I set up a new Kaggle notebook that would scrape the text from my blog, then break it up into sentences and generate a TTS voice clone of myself speaking each sentence. Then it would stitch all of the audio files together into a giant spoken article podcast thing! I used a similar method when I wrote that Siri feature that reads articles to you.

The results ended up sounding really good! In the past, I’ve tried this same technique and got a voice that somewhat resembled mine, but it would talk in an almost southern drawl. It was super hilarious, but also not accurate. The Qwen3-TTS model gets the cadence and prosody of my speech down pretty well, all with a one-shot example! Sure, the TTS doesn’t get everything perfectly the way I would read things, but it’s good enough for me!

My Previous Attempt Where I Sounded Texan

Adding a Podcast To My Blog

I started looking for projects that I could use to incorporate the audio article into my actual blog. Sort of like the transcript feature in YouTube where you can skip to sections by clicking on text. I found this project called Hyperaudio that fit the bill. Since the audio is generated from text that was lifted directly from my blog anyway, I could just generate a subtitle file while generating the blog post audio. That way I wouldn’t have to mess with something like Whisper or another ASR system which would probably be really inaccurate.

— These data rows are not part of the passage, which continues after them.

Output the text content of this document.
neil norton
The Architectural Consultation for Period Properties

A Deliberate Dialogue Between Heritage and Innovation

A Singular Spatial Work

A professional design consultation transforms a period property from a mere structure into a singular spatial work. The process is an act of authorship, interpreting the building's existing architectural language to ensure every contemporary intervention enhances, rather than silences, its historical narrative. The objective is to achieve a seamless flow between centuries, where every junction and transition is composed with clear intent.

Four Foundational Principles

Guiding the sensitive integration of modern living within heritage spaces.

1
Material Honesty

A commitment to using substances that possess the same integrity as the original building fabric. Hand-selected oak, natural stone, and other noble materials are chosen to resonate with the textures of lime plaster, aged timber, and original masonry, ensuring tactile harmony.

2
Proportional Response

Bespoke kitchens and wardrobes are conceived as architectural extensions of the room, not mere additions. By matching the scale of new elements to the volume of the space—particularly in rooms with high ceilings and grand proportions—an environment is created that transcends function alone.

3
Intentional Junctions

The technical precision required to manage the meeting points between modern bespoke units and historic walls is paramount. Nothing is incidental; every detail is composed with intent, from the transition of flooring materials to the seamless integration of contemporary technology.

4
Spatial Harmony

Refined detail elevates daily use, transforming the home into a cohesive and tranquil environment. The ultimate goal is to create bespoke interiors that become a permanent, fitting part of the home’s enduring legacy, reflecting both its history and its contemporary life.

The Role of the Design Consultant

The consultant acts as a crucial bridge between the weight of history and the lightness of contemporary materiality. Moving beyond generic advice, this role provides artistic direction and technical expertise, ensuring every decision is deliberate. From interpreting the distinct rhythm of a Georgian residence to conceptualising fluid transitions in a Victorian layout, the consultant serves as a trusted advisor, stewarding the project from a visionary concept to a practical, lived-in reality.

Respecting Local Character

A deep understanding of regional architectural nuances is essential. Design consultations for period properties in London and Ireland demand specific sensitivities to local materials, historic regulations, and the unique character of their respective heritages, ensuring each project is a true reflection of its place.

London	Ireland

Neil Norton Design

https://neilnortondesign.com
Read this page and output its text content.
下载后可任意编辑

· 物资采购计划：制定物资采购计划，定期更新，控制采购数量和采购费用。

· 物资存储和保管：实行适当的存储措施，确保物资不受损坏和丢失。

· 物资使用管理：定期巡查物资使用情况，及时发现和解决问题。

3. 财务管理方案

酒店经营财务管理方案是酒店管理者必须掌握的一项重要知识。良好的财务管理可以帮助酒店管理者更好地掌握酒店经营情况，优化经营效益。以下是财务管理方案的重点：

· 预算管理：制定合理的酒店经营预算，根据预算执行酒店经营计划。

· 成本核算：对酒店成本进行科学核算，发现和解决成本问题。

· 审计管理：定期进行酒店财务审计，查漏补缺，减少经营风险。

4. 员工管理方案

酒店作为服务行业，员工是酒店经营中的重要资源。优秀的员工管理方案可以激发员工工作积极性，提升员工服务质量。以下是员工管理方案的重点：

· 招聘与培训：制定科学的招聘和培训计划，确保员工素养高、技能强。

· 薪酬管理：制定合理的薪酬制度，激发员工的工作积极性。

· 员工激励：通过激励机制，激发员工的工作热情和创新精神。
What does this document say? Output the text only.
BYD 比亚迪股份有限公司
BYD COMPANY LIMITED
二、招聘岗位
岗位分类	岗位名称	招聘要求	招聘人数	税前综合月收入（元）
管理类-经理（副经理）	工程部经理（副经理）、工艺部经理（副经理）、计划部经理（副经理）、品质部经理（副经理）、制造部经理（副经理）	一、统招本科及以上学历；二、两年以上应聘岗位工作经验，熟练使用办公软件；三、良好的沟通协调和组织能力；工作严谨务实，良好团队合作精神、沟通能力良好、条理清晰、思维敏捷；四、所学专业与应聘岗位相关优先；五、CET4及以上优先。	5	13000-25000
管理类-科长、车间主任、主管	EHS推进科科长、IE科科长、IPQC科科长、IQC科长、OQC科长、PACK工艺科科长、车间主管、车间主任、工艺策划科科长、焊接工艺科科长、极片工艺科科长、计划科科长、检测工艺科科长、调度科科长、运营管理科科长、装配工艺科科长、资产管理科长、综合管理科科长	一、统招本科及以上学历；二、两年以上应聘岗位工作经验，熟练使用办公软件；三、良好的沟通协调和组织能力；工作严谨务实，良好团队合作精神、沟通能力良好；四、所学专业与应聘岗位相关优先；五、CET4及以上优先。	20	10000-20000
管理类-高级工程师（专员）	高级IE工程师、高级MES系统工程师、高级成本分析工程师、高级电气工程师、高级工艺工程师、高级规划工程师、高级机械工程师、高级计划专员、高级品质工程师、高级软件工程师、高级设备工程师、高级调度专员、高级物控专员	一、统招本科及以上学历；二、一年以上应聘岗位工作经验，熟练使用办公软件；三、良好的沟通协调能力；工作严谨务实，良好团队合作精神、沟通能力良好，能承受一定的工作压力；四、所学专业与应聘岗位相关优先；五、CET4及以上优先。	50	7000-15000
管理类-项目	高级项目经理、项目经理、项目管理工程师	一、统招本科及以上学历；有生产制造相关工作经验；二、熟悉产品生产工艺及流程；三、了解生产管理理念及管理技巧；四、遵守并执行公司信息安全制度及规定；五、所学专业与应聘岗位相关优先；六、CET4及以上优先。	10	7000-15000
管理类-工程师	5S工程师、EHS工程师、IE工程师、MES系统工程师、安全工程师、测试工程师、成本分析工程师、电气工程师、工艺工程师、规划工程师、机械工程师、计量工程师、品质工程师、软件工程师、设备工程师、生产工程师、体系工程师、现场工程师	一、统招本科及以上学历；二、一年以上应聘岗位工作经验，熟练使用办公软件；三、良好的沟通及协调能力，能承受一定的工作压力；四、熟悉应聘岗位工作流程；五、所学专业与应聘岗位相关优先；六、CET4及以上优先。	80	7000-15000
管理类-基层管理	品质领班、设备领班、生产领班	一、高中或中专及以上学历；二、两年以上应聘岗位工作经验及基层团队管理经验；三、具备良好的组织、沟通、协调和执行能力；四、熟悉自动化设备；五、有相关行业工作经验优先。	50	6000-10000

Since I generate my blog with Jekyll, it was pretty simple to add another value to my frontmatter, and then conditionally add a script that would add the tags for Hyperaudio to hook into. Plus it was super simple because I just had AI do it for me! I think it’s a fun feature that makes my blog more accessible, and I’d much rather have someone listen to my blog in my own voice, or at least a pretty good approximation to it.

So now you can listen to me read my blog to you, skip to sections by clicking on the text in the blog, and see the current sentence being highlighted.

Future Improvements

I’m pretty happy so far with how this feature works. One thing that’s annoying, though, is that it requires the blog post to already exist before I can generate audio for it. That’s kind of a chicken and egg problem, and hard to solve. I don’t want to generate an audio file for a blog post and then immediately have to make a new one because I changed a word somewhere. But it would be nice to publish the audio and the blog post at the same time.

I already set up a GitHub action to run from the Kaggle notebook after it uploads the files to Cloudflare storage. It picks up the new files, adds the frontmatter to the blog post, and then redeploys my blog. Sometimes I just love being a software nerd.

I’m currently filling out the backlog of my posts with audio, so you may or may not see audio on them until I get to it.

I guess at some point, if a better voice cloning TTS model comes out, I could update the files again, but for now they should do the job nicely!